Soma-se a isso infindáveis gargalos na cadeia logística mundial, como a crise dos chips e os lockdowns chineses. Essa mistura é um caldo azedo para o setor de tecnologia que impõem limites externos ao potencial de geração de receita.
É como disse um investidor brasileiro dia desses, numa conversa para outra pauta: “Americano nunca passa por crise; quando passa [por uma], fica assustado.”
Subgrupo em fogo baixo
Para um subgrupo de empresas de tecnologia, porém, existe um fator extra que se soma ao caldeirão de desastres deste pós-pandemia: a privacidade no centro das atenções.
Empresas que dependem de publicidade invasiva — as nossas conhecidas Meta, Alphabet (Google), Twitter, Snap… você sabe de quem estou falando — têm sofrido com ações de governos, em especial da União Europeia, e da Apple, no sentido de expôr práticas controversas e combatê-las.

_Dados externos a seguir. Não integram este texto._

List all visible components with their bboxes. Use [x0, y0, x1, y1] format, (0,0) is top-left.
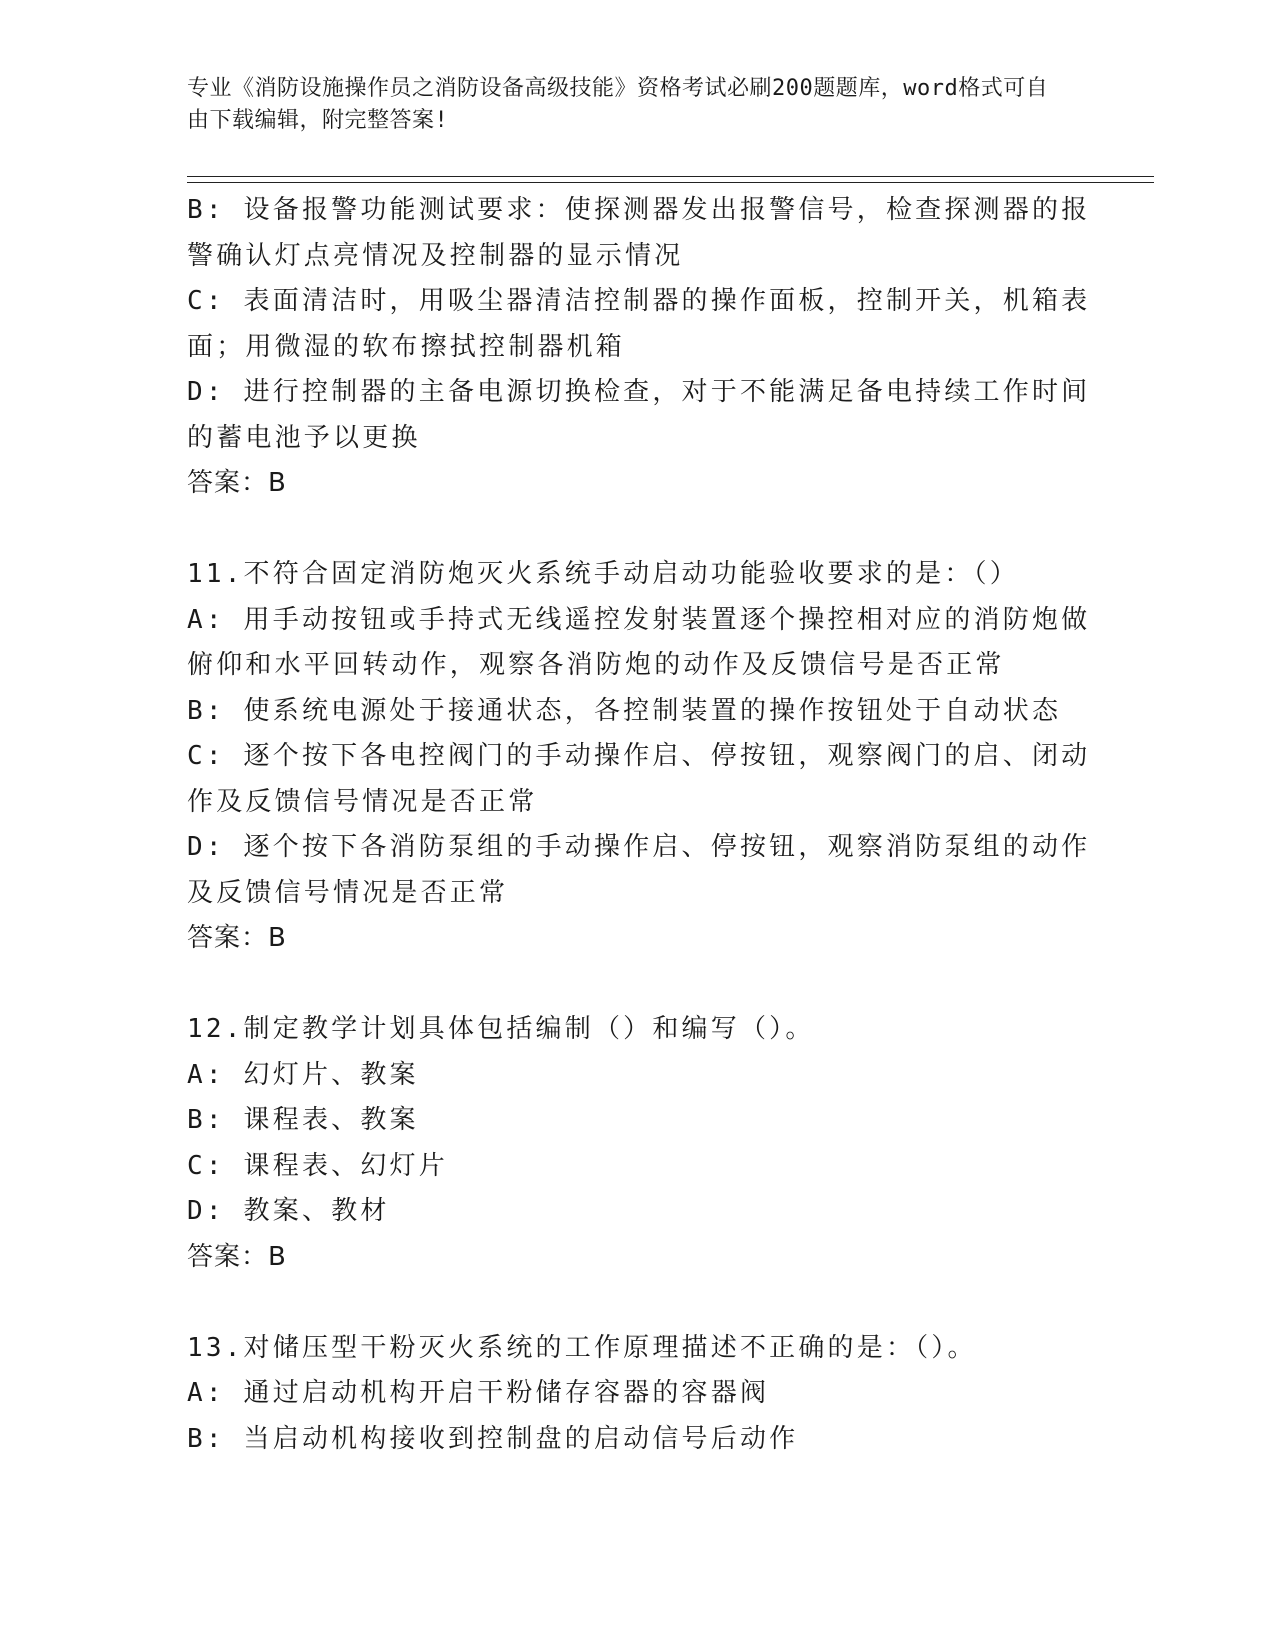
spacer [187, 1280, 1087, 1326]
header-divider-bottom [187, 182, 1154, 183]
question-12 [187, 1007, 1087, 1280]
answer-line: 答案：B [187, 1241, 287, 1272]
option-d-line-1: D: 进行控制器的主备电源切换检查，对于不能满足备电持续工作时间 [187, 377, 1091, 407]
option-c-line-2: 面；用微湿的软布擦拭控制器机箱 [187, 331, 626, 362]
answer-line: 答案：B [187, 923, 287, 953]
question-10-continuation [187, 188, 1091, 507]
option-b-line-2: 警确认灯点亮情况及控制器的显示情况 [187, 240, 684, 271]
option-c-line-1: C: 逐个按下各电控阀门的手动操作启、停按钮，观察阀门的启、闭动 [187, 741, 1091, 771]
option-c-line-1: C: 表面清洁时，用吸尘器清洁控制器的操作面板，控制开关，机箱表 [187, 286, 1091, 316]
question-13 [187, 1326, 1087, 1463]
option-b: B: 课程表、教案 [187, 1105, 419, 1135]
option-d: D: 教案、教材 [187, 1196, 390, 1226]
question-stem: 12.制定教学计划具体包括编制（）和编写（）。 [187, 1014, 815, 1044]
header-divider-top [187, 176, 1154, 177]
option-d-line-2: 及反馈信号情况是否正常 [187, 877, 509, 908]
option-a-line-2: 俯仰和水平回转动作，观察各消防炮的动作及反馈信号是否正常 [187, 650, 1005, 680]
option-b: B: 当启动机构接收到控制盘的启动信号后动作 [187, 1423, 799, 1454]
option-d-line-1: D: 逐个按下各消防泵组的手动操作启、停按钮，观察消防泵组的动作 [187, 832, 1091, 862]
option-b: B: 使系统电源处于接通状态，各控制装置的操作按钮处于自动状态 [187, 695, 1062, 726]
question-content [187, 188, 1091, 1462]
option-a: A: 幻灯片、教案 [187, 1059, 419, 1090]
question-stem: 13.对储压型干粉灭火系统的工作原理描述不正确的是：（）。 [187, 1332, 977, 1363]
option-a-line-1: A: 用手动按钮或手持式无线遥控发射装置逐个操控相对应的消防炮做 [187, 604, 1091, 635]
document-header: 专业《消防设施操作员之消防设备高级技能》资格考试必刷200题题库，word格式可自由下载编辑，附完整答案! [187, 76, 1049, 133]
option-c-line-2: 作及反馈信号情况是否正常 [187, 786, 538, 817]
question-stem: 11.不符合固定消防炮灭火系统手动启动功能验收要求的是：（） [187, 559, 1019, 589]
answer-line: 答案：B [187, 468, 287, 498]
option-d-line-2: 的蓄电池予以更换 [187, 422, 421, 453]
question-11 [187, 552, 1091, 962]
option-c: C: 课程表、幻灯片 [187, 1150, 448, 1181]
option-a: A: 通过启动机构开启干粉储存容器的容器阀 [187, 1378, 770, 1408]
option-b-line-1: B: 设备报警功能测试要求：使探测器发出报警信号，检查探测器的报 [187, 195, 1091, 225]
spacer [187, 962, 1087, 1008]
spacer [187, 507, 1087, 553]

Quando, em abril de 2021, a Apple obrigou todos os aplicativos do iOS a pedir autorização dos usuários para manter a devassa de dados em outros aplicativos, todo esse subgrupo de empresas foi diretamente afetado. Em uma conferência com acionistas em fevereiro de 2022, David Wehner, CFO da Meta, estimou que essa alteração no iOS custará US$ 10 bilhões à empresa em 2022.

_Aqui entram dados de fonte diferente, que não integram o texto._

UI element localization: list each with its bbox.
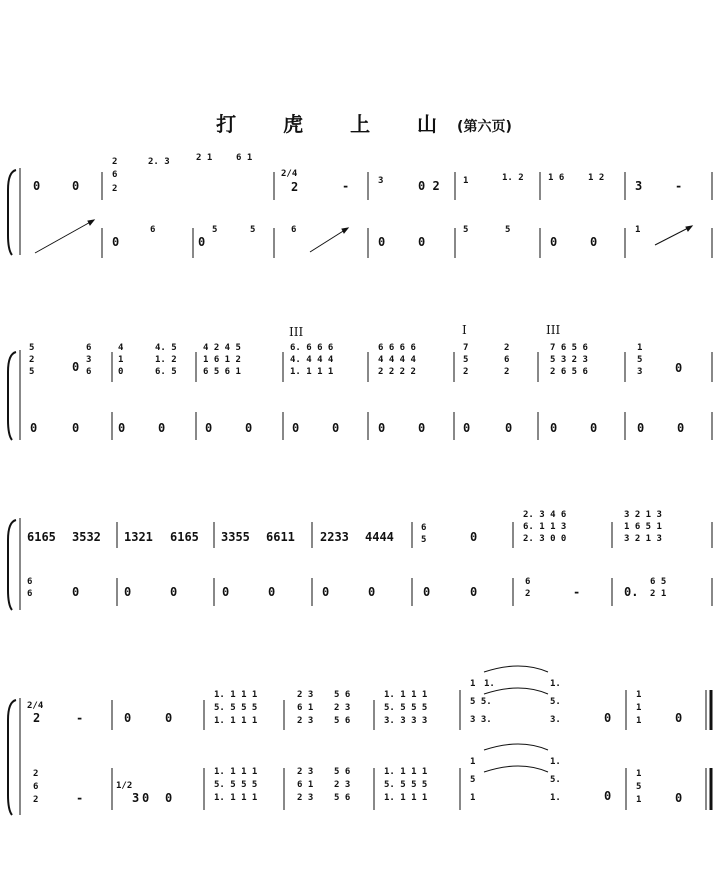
note: 3. xyxy=(550,715,561,725)
note: 4 4 4 4 xyxy=(378,355,416,365)
svg-text:0: 0 xyxy=(550,421,558,435)
note: 1. 2 xyxy=(155,355,177,365)
svg-text:0: 0 xyxy=(170,585,178,599)
note: 2 3 xyxy=(334,780,351,790)
note: 0 xyxy=(33,179,41,193)
note: 7 6 5 6 xyxy=(550,343,588,353)
svg-text:0: 0 xyxy=(30,421,38,435)
glissando-line xyxy=(310,228,348,252)
note-run: 6165 xyxy=(27,530,56,544)
note: 1 2 xyxy=(588,173,605,183)
note: 5 xyxy=(212,225,218,235)
svg-text:0: 0 xyxy=(378,421,386,435)
note: 2 xyxy=(504,343,510,353)
note: 2. 3 4 6 xyxy=(523,510,567,520)
note: 3 xyxy=(378,176,384,186)
note: 7 xyxy=(463,343,469,353)
svg-text:0: 0 xyxy=(245,421,253,435)
note: 3 xyxy=(132,791,140,805)
note: 6 xyxy=(291,225,297,235)
position-mark: III xyxy=(546,323,561,337)
note-run: 6165 xyxy=(170,530,199,544)
note: 2 3 xyxy=(334,703,351,713)
note: 1 xyxy=(463,176,469,186)
note: 1 xyxy=(636,795,642,805)
svg-text:0: 0 xyxy=(677,421,685,435)
note: 1 xyxy=(635,225,641,235)
svg-text:0: 0 xyxy=(72,421,80,435)
svg-text:0: 0 xyxy=(158,421,166,435)
note: 2 xyxy=(33,795,39,805)
note: 2 xyxy=(291,180,299,194)
note: 5 6 xyxy=(334,767,351,777)
system-2-notes xyxy=(29,323,684,435)
note: 1. 1 1 1 xyxy=(214,767,258,777)
svg-text:0: 0 xyxy=(368,585,376,599)
svg-text:0: 0 xyxy=(470,585,478,599)
note: 1 xyxy=(118,355,124,365)
system-2 xyxy=(8,350,712,440)
note: 6 xyxy=(27,577,33,587)
note: 0 xyxy=(604,789,612,803)
note: 1 xyxy=(470,679,476,689)
note: 0 xyxy=(112,235,120,249)
system-3-notes xyxy=(27,510,666,599)
note-run: 3355 xyxy=(221,530,250,544)
note: 0 xyxy=(165,711,173,725)
svg-text:0: 0 xyxy=(505,421,513,435)
note: 4 xyxy=(118,343,124,353)
note: 6 xyxy=(150,225,156,235)
time-signature: 2/4 xyxy=(281,169,298,179)
note: 3 2 1 3 xyxy=(624,510,662,520)
svg-text:0: 0 xyxy=(292,421,300,435)
note: 1. xyxy=(484,679,495,689)
svg-text:0: 0 xyxy=(205,421,213,435)
note: 0 xyxy=(165,791,173,805)
note: 0 2 xyxy=(418,179,440,193)
note: 1. xyxy=(550,679,561,689)
note: 2 xyxy=(463,367,469,377)
note: 5 xyxy=(470,775,476,785)
note: 0 xyxy=(418,235,426,249)
system-4-notes xyxy=(27,679,682,805)
note: 6 1 xyxy=(297,703,314,713)
note: 5 xyxy=(250,225,256,235)
note: 2 xyxy=(504,367,510,377)
brace xyxy=(8,352,16,440)
note: 1. 1 1 1 xyxy=(384,793,428,803)
title-main: 打 虎 上 山 xyxy=(216,112,458,136)
glissando-line xyxy=(35,220,94,253)
svg-text:0: 0 xyxy=(423,585,431,599)
note: 5 6 xyxy=(334,690,351,700)
note: 2 1 xyxy=(196,153,213,163)
note: 3 xyxy=(86,355,92,365)
note: 3 3. xyxy=(470,715,492,725)
note: 6 xyxy=(504,355,510,365)
note: 0 xyxy=(675,791,683,805)
lower-rests xyxy=(72,585,477,599)
note: 1. xyxy=(550,757,561,767)
note: 5 6 xyxy=(334,716,351,726)
svg-text:0: 0 xyxy=(637,421,645,435)
arrow-head xyxy=(686,226,692,231)
note: 0 xyxy=(604,711,612,725)
note: 1. 1 1 1 xyxy=(384,690,428,700)
note: 0 xyxy=(675,361,683,375)
note: 2 xyxy=(33,711,41,725)
svg-text:0: 0 xyxy=(590,421,598,435)
system-3 xyxy=(8,518,712,610)
note-run: 2233 xyxy=(320,530,349,544)
note-run: 1321 xyxy=(124,530,153,544)
time-signature: 2/4 xyxy=(27,701,44,711)
note: 5. 5 5 5 xyxy=(214,703,258,713)
dash: - xyxy=(675,179,683,193)
note: 5 xyxy=(505,225,511,235)
time-signature: 1/2 xyxy=(116,781,133,791)
note: 6. 6 6 6 xyxy=(290,343,334,353)
note: 3 xyxy=(637,367,643,377)
note: 0 xyxy=(590,235,598,249)
brace xyxy=(8,520,16,610)
note: 1. 1 1 1 xyxy=(214,793,258,803)
note: 3 2 1 3 xyxy=(624,534,662,544)
svg-text:0: 0 xyxy=(118,421,126,435)
note: 2 xyxy=(33,769,39,779)
note: 6 5 xyxy=(650,577,667,587)
note: 0 xyxy=(378,235,386,249)
note: 1. 1 1 1 xyxy=(290,367,334,377)
dash: - xyxy=(573,585,581,599)
note: 6 5 6 1 xyxy=(203,367,241,377)
note: 1 6 xyxy=(548,173,565,183)
dash: - xyxy=(76,791,84,805)
tie xyxy=(484,744,548,750)
tie xyxy=(484,666,548,672)
note: 5. xyxy=(550,697,561,707)
note: 0 xyxy=(198,235,206,249)
title-sub: (第六页) xyxy=(457,119,512,135)
note: 6 xyxy=(421,523,427,533)
note: 5 5. xyxy=(470,697,492,707)
svg-text:0: 0 xyxy=(268,585,276,599)
note: 5 xyxy=(29,343,35,353)
note: 0 xyxy=(470,530,478,544)
note: 6 6 6 6 xyxy=(378,343,416,353)
note: 6 1 xyxy=(236,153,253,163)
note: 5 xyxy=(636,782,642,792)
note-run: 4444 xyxy=(365,530,394,544)
svg-text:0: 0 xyxy=(463,421,471,435)
note: 5. 5 5 5 xyxy=(214,780,258,790)
note: 5 xyxy=(637,355,643,365)
note-run: 6611 xyxy=(266,530,295,544)
lower-rests xyxy=(30,421,684,435)
note: 6 xyxy=(27,589,33,599)
svg-text:0: 0 xyxy=(322,585,330,599)
note: 1 xyxy=(636,716,642,726)
note: 4. 5 xyxy=(155,343,177,353)
note: 2 1 xyxy=(650,589,667,599)
note: 1 xyxy=(636,690,642,700)
note: 2 xyxy=(112,157,118,167)
note: 5. 5 5 5 xyxy=(384,780,428,790)
note: 6 xyxy=(86,343,92,353)
note: 1 xyxy=(636,703,642,713)
note: 2 3 xyxy=(297,767,314,777)
note: 0 xyxy=(550,235,558,249)
note: 5 xyxy=(29,367,35,377)
note: 2 xyxy=(112,184,118,194)
note: 6 xyxy=(525,577,531,587)
note: 2 2 2 2 xyxy=(378,367,416,377)
note: 0 xyxy=(72,179,80,193)
note: 1 xyxy=(637,343,643,353)
note: 0 xyxy=(72,360,80,374)
svg-text:0: 0 xyxy=(332,421,340,435)
note: 2. 3 0 0 xyxy=(523,534,567,544)
note: 1 6 1 2 xyxy=(203,355,241,365)
note: 1. 1 1 1 xyxy=(214,690,258,700)
note: 1 xyxy=(470,757,476,767)
note: 5 3 2 3 xyxy=(550,355,588,365)
note: 5 xyxy=(421,535,427,545)
note: 1 xyxy=(636,769,642,779)
brace xyxy=(8,700,16,815)
note: 2 6 5 6 xyxy=(550,367,588,377)
tie xyxy=(484,766,548,772)
svg-text:0: 0 xyxy=(124,585,132,599)
note: 1. 2 xyxy=(502,173,524,183)
note: 0 xyxy=(675,711,683,725)
system-1-notes xyxy=(33,153,682,249)
note: 6 xyxy=(86,367,92,377)
note: 2 3 xyxy=(297,690,314,700)
dash: - xyxy=(342,179,350,193)
note: 5. xyxy=(550,775,561,785)
brace xyxy=(8,170,16,255)
note: 2 xyxy=(525,589,531,599)
note: 6. 1 1 3 xyxy=(523,522,567,532)
note: 1. xyxy=(550,793,561,803)
note: 5. 5 5 5 xyxy=(384,703,428,713)
note: 1 6 5 1 xyxy=(624,522,662,532)
note: 5 xyxy=(463,355,469,365)
note: 0 xyxy=(118,367,124,377)
note: 4. 4 4 4 xyxy=(290,355,334,365)
arrow-head xyxy=(88,220,94,225)
note: 6 1 xyxy=(297,780,314,790)
note: 6. 5 xyxy=(155,367,177,377)
svg-text:0: 0 xyxy=(222,585,230,599)
svg-text:0: 0 xyxy=(72,585,80,599)
position-mark: III xyxy=(289,325,304,339)
note: 1. 1 1 1 xyxy=(384,767,428,777)
note: 4 2 4 5 xyxy=(203,343,241,353)
position-mark: I xyxy=(462,323,467,337)
note: 3 xyxy=(635,179,643,193)
note: 1. 1 1 1 xyxy=(214,716,258,726)
dash: - xyxy=(76,711,84,725)
note: 0 xyxy=(124,711,132,725)
svg-text:0: 0 xyxy=(418,421,426,435)
note-run: 3532 xyxy=(72,530,101,544)
note: 6 xyxy=(33,782,39,792)
note: 5 xyxy=(463,225,469,235)
note: 1 xyxy=(470,793,476,803)
note: 2 xyxy=(29,355,35,365)
note: 2 3 xyxy=(297,716,314,726)
note: 0 xyxy=(142,791,150,805)
note: 5 6 xyxy=(334,793,351,803)
note: 2. 3 xyxy=(148,157,170,167)
note: 3. 3 3 3 xyxy=(384,716,428,726)
note: 2 3 xyxy=(297,793,314,803)
arrow-head xyxy=(342,228,348,233)
note: 6 xyxy=(112,170,118,180)
note: 0. xyxy=(624,585,639,599)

Outras empresas com modelos de negócio similares, como a Snap, também sentiram o golpe.
Naquele mesmo dia em fev.2022, a Meta anunciou a primeira retração da base de usuários desde a sua fundação. A confluência de más notícias culminou na maior desvalorização em um dia da história do capitalismo: US$ 251,3 bilhões evaporaram do seu valor de mercado em 24 horas.
Em set.2021, no ápice, o valor de mercado da Meta rondava US$ 1 trilhão. Na tarde de quinta (7.jun), era de US$ 465,3 bilhões.
E ainda tem o TikTok fungando no pescoço de Zuckerberg. E novas leis europeias, que visam colocar freios nas práticas anticompetitivas das big techs norte-americanas e aumentar a responsabilidade das que trabalham com conteúdo gerado por usuários, na boca do forno.
Não é de graça que Zuckerberg esteja fazendo uma aposta existencial no metaverso. Mais do que a próxima fronteira da relação humano-máquina, o metaverso é uma tentativa ousada (desesperada?) de escapar da dependência que todo mundo tem de Apple e Google, donos de iOS e Android, os “gatekeepers” do nosso acesso ao digital e à internet.
O que acontecerá daqui para frente, só com uma bola de cristal para antecipar. Eu não sou vidente, nem economista. Quem é diz que ainda teremos turbulências no curto prazo. Quanto ao metaverso, ainda é cedo para análises — é uma aposta de uma década.